For one, incarcerating a foreign national? Iffy. One that pretty much takes away a potentially powerful superhuman from that nation? Really? Which nation would stand for it? Why would an MC not just go home in that case? The execution of the evil politician was poor too. As much as his rhetoric that he brings order and prosperity to the city was supposed to create a morally grey intention, he incarcerated my MC who decided to cooperate and we just learned that Barrier was tortured to death under his orders. Am I supposed to feel any sort of sympathy for him and by extension Aurora? What sort of conscience sees free citizens, including foreign nationals, jailed for something they could not help and is perfectly okay with it? Sure German Batman and Brazilian Catwoman are brutal fighters but I rue the missed opportunity to punch Aurora in her self-righteous mug and remind her just what the people who she is serving have done. Her justification that she was working from within sounded really thin to me since someone we both knew was murdered Mengele style less than a week after we decided to turn ourselves in. Her plan is NOT working or not working fast enough,
The New Dawn was supposed to be some sort of anarchist movement but nothing of the sort matters. Dawn is certainly sinister but she comes across as much less culpable than her opponent. She acts more affable and is apparently shot dead in the finale. Was she supposed to be so powerful that she could blow up a bunker but dies from a firearm? Oookaaayy… Still it seems better to support her than not, her organization is guilty of atrocity, yes. The other side was preparing Unit 731 for truly horrific experiments on human beings, something already defined as a crime against humanity by the Nuremburg Convention. No matter what sort of benefits that could be had by examining superhumans, did no one think to just ask for volunteers before going full Nazi?
The scene where the superhumans gathered to form a team was perhaps one of the weakest scenes. Instead of standing and fighting, we run like rats. An unprovoked attack by an unlawful and unidentified force was apparently enough to drive all the superhumans into hiding. Either superhumans are powerful enough to be a threat or they are weak enough to have to run from armed commandos. We have potentially two flying bricks in Aurora and the MC. Nightreaver is standing next to me. How many Blackwatch were there anyone that the characters concluded that they had no hope of victory? My MC took out at least three on his lonesome. Aurora and Nightreaver probably could take out a similar number. A Black Hawk carries about a dozen troops so either they have flying APCs or the superhumans were really spooked.

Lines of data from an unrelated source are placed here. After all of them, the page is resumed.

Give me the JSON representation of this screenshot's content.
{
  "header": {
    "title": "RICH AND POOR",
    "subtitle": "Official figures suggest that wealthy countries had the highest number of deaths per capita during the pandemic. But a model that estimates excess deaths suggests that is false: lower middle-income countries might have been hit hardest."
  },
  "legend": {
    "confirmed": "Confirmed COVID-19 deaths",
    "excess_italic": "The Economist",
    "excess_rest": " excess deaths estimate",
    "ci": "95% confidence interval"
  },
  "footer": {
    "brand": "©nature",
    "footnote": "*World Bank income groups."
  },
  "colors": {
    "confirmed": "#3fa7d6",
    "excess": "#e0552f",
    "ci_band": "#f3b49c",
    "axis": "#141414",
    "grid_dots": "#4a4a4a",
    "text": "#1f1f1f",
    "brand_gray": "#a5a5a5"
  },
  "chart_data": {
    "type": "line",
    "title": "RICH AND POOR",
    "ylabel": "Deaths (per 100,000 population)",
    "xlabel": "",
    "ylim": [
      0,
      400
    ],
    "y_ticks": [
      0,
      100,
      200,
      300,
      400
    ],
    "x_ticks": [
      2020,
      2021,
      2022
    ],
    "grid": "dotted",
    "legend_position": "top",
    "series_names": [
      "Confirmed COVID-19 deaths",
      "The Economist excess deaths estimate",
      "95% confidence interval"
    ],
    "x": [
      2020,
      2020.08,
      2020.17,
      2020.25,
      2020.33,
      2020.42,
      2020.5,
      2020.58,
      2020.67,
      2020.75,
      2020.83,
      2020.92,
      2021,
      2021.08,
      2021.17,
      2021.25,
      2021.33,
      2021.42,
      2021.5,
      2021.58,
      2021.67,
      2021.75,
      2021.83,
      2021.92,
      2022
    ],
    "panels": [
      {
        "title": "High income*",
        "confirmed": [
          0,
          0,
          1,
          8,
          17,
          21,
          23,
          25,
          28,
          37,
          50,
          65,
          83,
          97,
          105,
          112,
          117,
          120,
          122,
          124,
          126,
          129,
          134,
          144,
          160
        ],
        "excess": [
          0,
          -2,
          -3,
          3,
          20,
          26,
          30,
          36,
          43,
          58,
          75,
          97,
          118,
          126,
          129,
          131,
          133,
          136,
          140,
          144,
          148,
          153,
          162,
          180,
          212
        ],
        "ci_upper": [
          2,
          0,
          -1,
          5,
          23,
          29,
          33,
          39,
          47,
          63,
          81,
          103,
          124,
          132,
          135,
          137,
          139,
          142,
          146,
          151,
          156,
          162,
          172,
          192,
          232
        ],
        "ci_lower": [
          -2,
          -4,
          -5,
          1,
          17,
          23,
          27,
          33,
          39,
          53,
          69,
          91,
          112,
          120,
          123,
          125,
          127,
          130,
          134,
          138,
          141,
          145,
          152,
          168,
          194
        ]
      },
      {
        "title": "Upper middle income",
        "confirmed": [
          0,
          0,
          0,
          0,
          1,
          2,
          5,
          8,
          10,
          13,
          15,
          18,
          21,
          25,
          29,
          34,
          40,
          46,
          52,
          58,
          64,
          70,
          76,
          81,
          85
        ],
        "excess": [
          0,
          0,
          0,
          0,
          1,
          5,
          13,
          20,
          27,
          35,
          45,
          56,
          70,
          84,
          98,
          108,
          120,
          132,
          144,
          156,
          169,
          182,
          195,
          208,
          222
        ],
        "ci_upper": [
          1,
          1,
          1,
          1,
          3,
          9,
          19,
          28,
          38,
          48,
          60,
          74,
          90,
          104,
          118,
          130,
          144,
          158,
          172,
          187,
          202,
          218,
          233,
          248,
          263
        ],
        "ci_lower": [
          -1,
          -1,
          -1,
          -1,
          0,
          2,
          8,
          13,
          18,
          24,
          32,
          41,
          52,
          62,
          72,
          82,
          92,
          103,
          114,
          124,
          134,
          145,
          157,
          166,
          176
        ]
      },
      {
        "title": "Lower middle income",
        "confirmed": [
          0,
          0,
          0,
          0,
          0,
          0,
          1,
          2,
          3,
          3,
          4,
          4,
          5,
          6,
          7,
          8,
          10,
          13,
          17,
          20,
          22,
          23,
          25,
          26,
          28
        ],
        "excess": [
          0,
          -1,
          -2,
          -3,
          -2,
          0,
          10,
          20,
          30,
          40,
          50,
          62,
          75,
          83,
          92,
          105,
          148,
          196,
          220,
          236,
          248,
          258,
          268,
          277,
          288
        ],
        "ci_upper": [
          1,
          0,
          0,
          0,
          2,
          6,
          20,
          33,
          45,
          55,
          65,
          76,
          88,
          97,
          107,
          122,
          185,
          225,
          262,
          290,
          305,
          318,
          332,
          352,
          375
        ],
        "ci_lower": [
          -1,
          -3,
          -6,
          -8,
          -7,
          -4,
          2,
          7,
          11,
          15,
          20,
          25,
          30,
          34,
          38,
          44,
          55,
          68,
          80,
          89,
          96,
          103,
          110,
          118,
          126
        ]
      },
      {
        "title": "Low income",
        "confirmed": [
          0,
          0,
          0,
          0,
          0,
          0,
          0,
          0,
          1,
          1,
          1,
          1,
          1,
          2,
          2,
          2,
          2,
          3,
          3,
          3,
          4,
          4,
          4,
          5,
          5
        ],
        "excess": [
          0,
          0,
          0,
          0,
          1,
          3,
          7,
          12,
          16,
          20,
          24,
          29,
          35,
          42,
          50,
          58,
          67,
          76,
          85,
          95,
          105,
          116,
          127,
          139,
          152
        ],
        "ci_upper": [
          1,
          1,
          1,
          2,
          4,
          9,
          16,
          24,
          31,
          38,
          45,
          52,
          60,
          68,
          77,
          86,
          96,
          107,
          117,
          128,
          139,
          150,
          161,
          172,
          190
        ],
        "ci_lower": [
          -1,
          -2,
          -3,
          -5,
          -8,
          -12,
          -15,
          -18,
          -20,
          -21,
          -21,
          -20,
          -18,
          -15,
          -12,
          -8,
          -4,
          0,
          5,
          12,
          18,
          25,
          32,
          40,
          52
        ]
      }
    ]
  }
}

The tragedy is that we hardly ever work with these characters, we learn so little about them and then we are supposed to choose sides? I have to admit that a large part of me was looking for the rest of the story. As if I had messed up and was locked out of much of the content.[/spoiler]
Overall Lords of Aswick was a full course meal, Best of Us was a small desert. Great while it lasts but there is just not enough of it. The two sides are just not well presented enough to be realistically equally appealing sides, there is too little resolution and the agency of the player is a minor factor to a large part of the plot. A decent diversion but it had the potential to be so much more.